Though Mendelssohn's D Major symphony (the Reformations-Symphonie) came to be numbered and published last among the five symphonies he composed between 1824 and 1842, it was actually the second in order of composition-like his Hebrides Overture, a product of 1830-composed in commemoration of the tercentenary of the Augsburg Confession by the devoutly Lutheran Mendelssohn. The work's rather tumultuous first movement quotes the so-called Catholic "Dresden Amen," a peaceful interlude in the midst of bitter religious strife. There is an even more overtly religious connotation with his emphatic use of Luther's chorale, Ein feste Burg ist unser Gott, resplendently scored for brass, in the Allegro Maestoso finale.
1830 was also the year of the July Revolution in France, which saw the overthrow of the Bourbon King Charles X. Such an event certainly put its imprint upon musicians and artists (including the famous painting La liberté guidant le peuple by Eugène Delacroix). Such an environment is where we find the already hypersensitive and overwrought composer Hector Berlioz (1803-'69). To this atmosphere we must add the fact that Berlioz was infatuated with the Irish actress Harriet Smithson. He was inspired to compose what remains his most popular and famous work, the groundbreaking Symphonie fantastique, Op. 14. After its Dec. 5, 1830, Paris premiere, the five-movement work tracing the travails of a devouring love signaled the start of a new development: "program music," a genre later perfected by Franz Liszt and Richard Strauss.
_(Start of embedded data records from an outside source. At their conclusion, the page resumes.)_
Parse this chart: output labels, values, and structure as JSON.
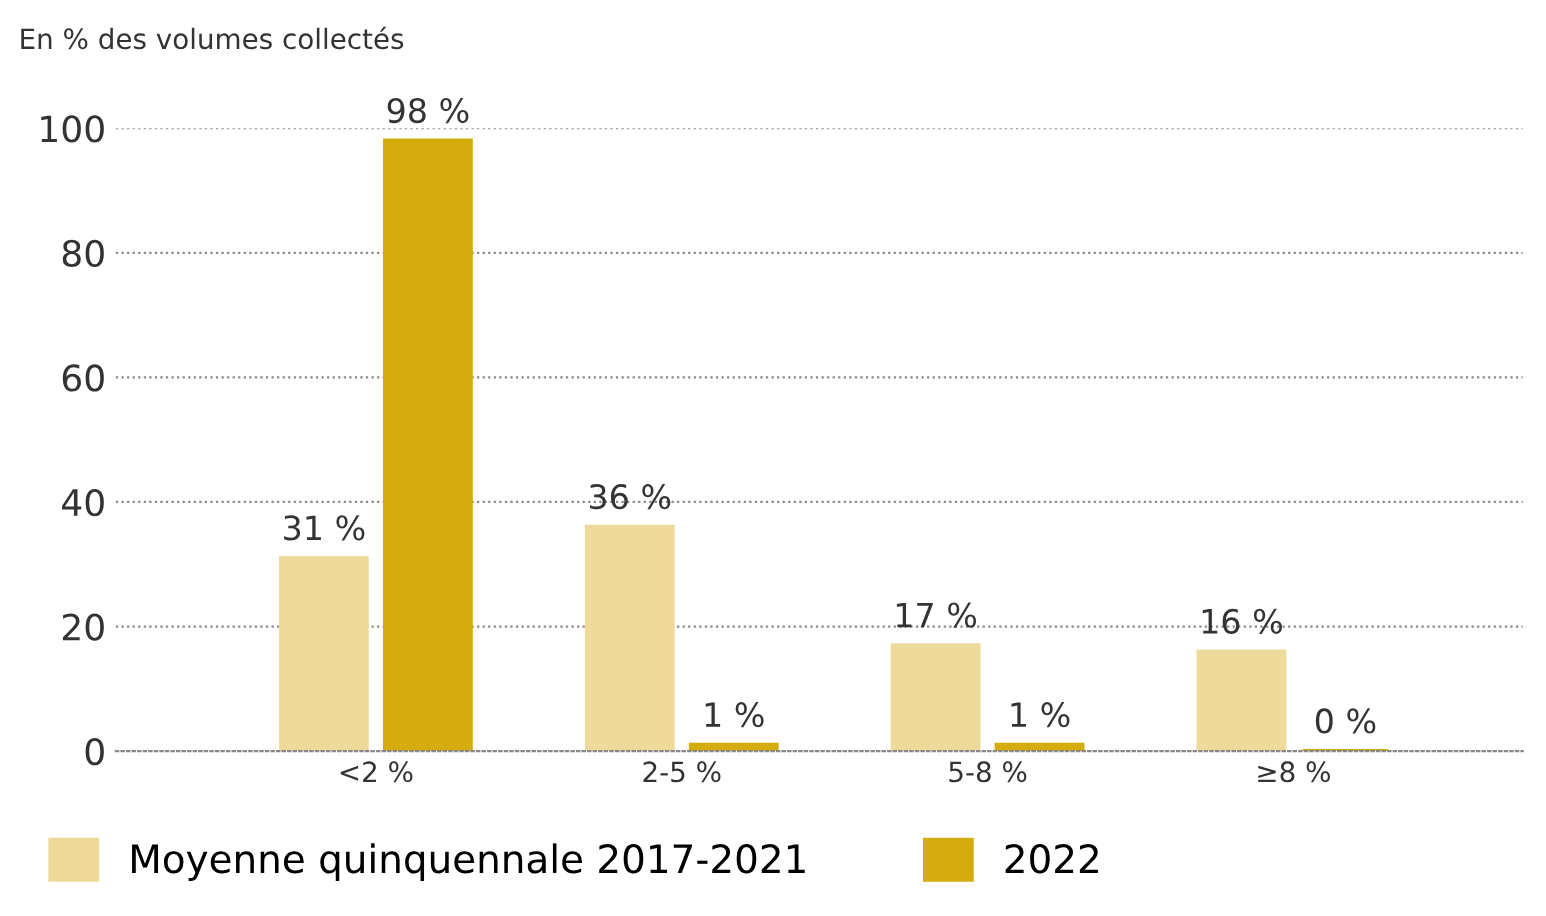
{
  "chart_data": {
    "type": "bar",
    "ylabel": "En % des volumes collectés",
    "categories": [
      "<2 %",
      "2-5 %",
      "5-8 %",
      "≥8 %"
    ],
    "series": [
      {
        "name": "Moyenne quinquennale 2017-2021",
        "color": "#eedb9c",
        "values": [
          31,
          36,
          17,
          16
        ],
        "value_labels": [
          "31 %",
          "36 %",
          "17 %",
          "16 %"
        ]
      },
      {
        "name": "2022",
        "color": "#d4ac0d",
        "values": [
          98,
          1,
          1,
          0
        ],
        "value_labels": [
          "98 %",
          "1 %",
          "1 %",
          "0 %"
        ]
      }
    ],
    "ylim": [
      0,
      100
    ],
    "yticks": [
      0,
      20,
      40,
      60,
      80,
      100
    ],
    "grid": "y",
    "legend": "bottom"
  }
}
This musical sketch of Berlioz's brooding and vivid imagination cast a spell over its audiences, which had never before been confronted with such a colorful and highly personal portrait of love, jealousy, vengeance and death. Due to its tremendous strengths, the Symphonie fantastique retains its interest to this day, for it succeeds-as Berlioz himself hoped it would-in "laying claim to an independent and purely musical interest of its own, quite apart from any dramatic aim."
These three great works of the year 1830 are performed by the Milwaukee Symphony Orchestra under Nicholas McGegan on Nov. 28-29 at Uihlein Hall.